L’Organisation mondiale de la santé (OMS) et l’Organisation des Nations Unies pour l’alimentation et l’agriculture (FAO) mènent cette semaine une campagne nationale consacrée à la résistance aux antimicrobiens.

Les actions se déroulent jusqu’au au 24 novembre et s’adressent à un large public : citoyens, professionnels de la santé humaine et animale, ainsi qu’aux étudiants des filières médicales et vétérinaires.

Cette mobilisation intervient dans le cadre de la Semaine mondiale de sensibilisation à la résistance aux antimicrobiens. L’édition 2025 porte un message direct : « Agissons maintenant pour protéger notre présent et sécuriser notre avenir ». Les deux organisations rappellent que la lutte contre ce phénomène nécessite des efforts coordonnés dans tous les secteurs liés à la santé.

La résistance antimicrobienne se développe lorsque des agents pathogènes ne réagissent plus aux traitements disponibles. Cette situation complique la prise en charge des infections courantes et augmente le risque de complications graves. Les bactéries résistantes continuent de se propager, réduisant l’efficacité de médicaments essentiels comme les antibiotiques.

Les dernières données du réseau GLASS de l’OMS montrent une situation préoccupante dans la région Méditerranée orientale. En 2023, près d’une infection bactérienne sur trois était résistante aux antibiotiques, l’un des taux les plus élevés à l’échelle mondiale. Ces chiffres renforcent l’urgence d’une réponse collective et structurée.

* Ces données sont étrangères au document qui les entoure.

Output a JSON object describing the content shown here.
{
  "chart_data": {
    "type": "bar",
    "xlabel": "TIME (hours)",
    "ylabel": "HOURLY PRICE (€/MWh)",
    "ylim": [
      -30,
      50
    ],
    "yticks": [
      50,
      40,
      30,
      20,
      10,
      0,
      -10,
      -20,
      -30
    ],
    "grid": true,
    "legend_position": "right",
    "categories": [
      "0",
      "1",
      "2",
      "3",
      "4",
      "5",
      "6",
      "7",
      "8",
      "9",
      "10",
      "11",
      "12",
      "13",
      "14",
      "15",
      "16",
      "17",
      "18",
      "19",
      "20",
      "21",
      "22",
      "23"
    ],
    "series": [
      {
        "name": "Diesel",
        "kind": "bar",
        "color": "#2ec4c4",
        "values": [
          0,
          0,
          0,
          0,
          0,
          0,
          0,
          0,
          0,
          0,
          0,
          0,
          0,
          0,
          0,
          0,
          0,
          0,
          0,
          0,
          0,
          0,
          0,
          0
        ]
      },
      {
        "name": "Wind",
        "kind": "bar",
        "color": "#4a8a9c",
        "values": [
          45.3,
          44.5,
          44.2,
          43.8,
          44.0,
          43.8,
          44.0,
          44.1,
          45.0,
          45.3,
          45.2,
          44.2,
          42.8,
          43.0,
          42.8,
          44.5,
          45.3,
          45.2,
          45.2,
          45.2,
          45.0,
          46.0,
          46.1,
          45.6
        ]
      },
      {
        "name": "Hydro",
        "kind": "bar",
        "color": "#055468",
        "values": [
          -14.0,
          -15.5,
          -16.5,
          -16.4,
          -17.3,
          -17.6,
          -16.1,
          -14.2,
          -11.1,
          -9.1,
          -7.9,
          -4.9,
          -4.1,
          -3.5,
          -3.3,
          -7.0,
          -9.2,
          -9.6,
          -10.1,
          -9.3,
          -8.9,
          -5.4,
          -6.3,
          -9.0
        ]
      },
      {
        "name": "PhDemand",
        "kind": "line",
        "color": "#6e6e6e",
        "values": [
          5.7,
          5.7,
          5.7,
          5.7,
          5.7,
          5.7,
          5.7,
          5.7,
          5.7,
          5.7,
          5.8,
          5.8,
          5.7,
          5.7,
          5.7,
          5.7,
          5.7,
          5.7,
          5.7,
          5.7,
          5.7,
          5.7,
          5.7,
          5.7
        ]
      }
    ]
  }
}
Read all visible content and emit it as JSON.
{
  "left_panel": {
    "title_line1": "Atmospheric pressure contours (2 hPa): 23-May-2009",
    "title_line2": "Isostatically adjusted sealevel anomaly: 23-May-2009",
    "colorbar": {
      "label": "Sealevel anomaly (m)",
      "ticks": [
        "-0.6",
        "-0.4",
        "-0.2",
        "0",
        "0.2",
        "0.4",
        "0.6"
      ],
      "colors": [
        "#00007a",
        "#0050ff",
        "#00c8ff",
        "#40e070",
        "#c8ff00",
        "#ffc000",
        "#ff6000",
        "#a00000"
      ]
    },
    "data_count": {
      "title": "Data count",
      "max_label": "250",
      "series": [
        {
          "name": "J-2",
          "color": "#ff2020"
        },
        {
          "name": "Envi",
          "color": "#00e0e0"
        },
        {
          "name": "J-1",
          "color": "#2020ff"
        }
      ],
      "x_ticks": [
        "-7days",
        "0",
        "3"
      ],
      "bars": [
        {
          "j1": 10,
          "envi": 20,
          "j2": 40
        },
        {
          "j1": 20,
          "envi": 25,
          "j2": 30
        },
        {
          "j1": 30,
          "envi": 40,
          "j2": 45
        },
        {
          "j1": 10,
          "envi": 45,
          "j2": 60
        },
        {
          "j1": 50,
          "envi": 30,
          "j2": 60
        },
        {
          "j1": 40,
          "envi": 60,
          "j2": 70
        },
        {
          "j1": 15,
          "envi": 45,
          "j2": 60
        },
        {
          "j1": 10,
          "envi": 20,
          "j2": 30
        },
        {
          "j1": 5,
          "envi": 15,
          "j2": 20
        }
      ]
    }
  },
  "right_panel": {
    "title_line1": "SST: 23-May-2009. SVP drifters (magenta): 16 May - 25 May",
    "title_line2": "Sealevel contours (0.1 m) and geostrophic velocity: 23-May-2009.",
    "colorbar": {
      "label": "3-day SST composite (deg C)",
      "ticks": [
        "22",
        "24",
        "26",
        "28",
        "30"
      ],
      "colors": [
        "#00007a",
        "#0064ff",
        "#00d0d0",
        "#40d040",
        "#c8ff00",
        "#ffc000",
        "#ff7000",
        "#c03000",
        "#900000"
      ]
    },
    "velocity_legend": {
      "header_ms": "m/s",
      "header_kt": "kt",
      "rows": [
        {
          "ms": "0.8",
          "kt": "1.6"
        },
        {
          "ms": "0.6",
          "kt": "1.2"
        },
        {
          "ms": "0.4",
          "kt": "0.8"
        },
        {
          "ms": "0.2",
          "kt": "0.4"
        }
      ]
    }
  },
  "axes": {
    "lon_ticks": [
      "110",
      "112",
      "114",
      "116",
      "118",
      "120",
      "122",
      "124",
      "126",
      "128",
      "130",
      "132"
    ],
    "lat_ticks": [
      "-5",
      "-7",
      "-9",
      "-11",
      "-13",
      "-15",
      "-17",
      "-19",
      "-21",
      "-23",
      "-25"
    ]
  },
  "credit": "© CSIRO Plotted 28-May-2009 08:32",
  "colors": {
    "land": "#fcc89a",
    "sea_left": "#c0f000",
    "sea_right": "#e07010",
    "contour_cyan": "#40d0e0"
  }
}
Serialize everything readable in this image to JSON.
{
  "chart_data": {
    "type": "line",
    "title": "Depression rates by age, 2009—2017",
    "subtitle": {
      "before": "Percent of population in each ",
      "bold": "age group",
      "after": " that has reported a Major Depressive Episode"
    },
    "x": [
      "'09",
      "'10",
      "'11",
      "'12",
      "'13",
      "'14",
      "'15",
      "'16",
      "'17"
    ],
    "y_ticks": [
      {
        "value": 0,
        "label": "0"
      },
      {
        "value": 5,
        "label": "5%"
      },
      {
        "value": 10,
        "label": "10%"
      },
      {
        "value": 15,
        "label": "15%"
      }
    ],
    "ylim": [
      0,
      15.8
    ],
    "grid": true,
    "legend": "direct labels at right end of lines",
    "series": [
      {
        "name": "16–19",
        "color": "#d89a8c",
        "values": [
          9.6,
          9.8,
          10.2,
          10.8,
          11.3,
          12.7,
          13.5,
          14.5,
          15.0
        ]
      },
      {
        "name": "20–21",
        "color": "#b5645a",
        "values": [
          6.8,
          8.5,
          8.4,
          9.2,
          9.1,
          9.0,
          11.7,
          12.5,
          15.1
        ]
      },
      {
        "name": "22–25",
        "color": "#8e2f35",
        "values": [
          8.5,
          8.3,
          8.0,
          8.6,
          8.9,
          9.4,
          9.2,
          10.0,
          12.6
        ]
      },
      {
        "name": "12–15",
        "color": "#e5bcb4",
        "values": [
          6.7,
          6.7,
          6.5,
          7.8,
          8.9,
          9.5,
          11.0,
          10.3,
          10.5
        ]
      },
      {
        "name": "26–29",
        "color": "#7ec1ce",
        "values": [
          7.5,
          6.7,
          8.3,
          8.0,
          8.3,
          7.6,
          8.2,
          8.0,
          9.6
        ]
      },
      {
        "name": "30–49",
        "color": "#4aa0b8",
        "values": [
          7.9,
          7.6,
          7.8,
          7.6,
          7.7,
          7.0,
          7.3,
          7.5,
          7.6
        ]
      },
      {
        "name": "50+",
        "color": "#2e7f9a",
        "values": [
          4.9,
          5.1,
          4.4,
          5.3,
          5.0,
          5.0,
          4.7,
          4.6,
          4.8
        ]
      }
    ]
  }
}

Un appel à renforcer les mesures de prévention

La Semaine mondiale de sensibilisation est soutenue par quatre agences des Nations Unies : l’OMS, la FAO, l’Organisation mondiale de la santé animale (OMSA) et le Programme des Nations Unies pour l’environnement (PNUE). Leur objectif est d’améliorer la compréhension du phénomène et de promouvoir des pratiques responsables dans l’utilisation des antimicrobiens.

La campagne met en avant l’approche « Une seule santé ». Cette approche rappelle que la résistance antimicrobienne touche simultanément la santé humaine, animale, végétale et les écosystèmes. La réponse doit donc être multidisciplinaire et intégrer la surveillance, la prévention et un usage prudent des traitements.

Les actions prévues au Maroc visent à encourager des comportements responsables. Elles insistent sur la réduction des prescriptions injustifiées, l’amélioration du contrôle des infections dans les milieux de soins et l’importance d’un accès équitable aux diagnostics, aux vaccins et aux antimicrobiens de qualité.

Les organisations soulignent que les engagements politiques ne suffisent plus. Ils doivent se traduire par des mesures concrètes : systèmes de surveillance renforcés, formation des professionnels, communication auprès du grand public et investissements dédiés à la prévention.

Un enjeu majeur pour la santé publique

La résistance antimicrobienne continue de progresser, avec un impact direct sur les systèmes de santé. Elle menace l’efficacité de nombreuses interventions médicales, de la chirurgie aux traitements oncologiques. Sans actions coordonnées, le risque de voir réapparaître des infections difficiles à traiter augmente.

Avec cette campagne, l’OMS et la FAO souhaitent rappeler que chaque acteur, du soignant au citoyen, a un rôle à jouer pour limiter la propagation de la résistance. L’enjeu reste le même : préserver l’efficacité des traitements actuels et protéger les générations futures.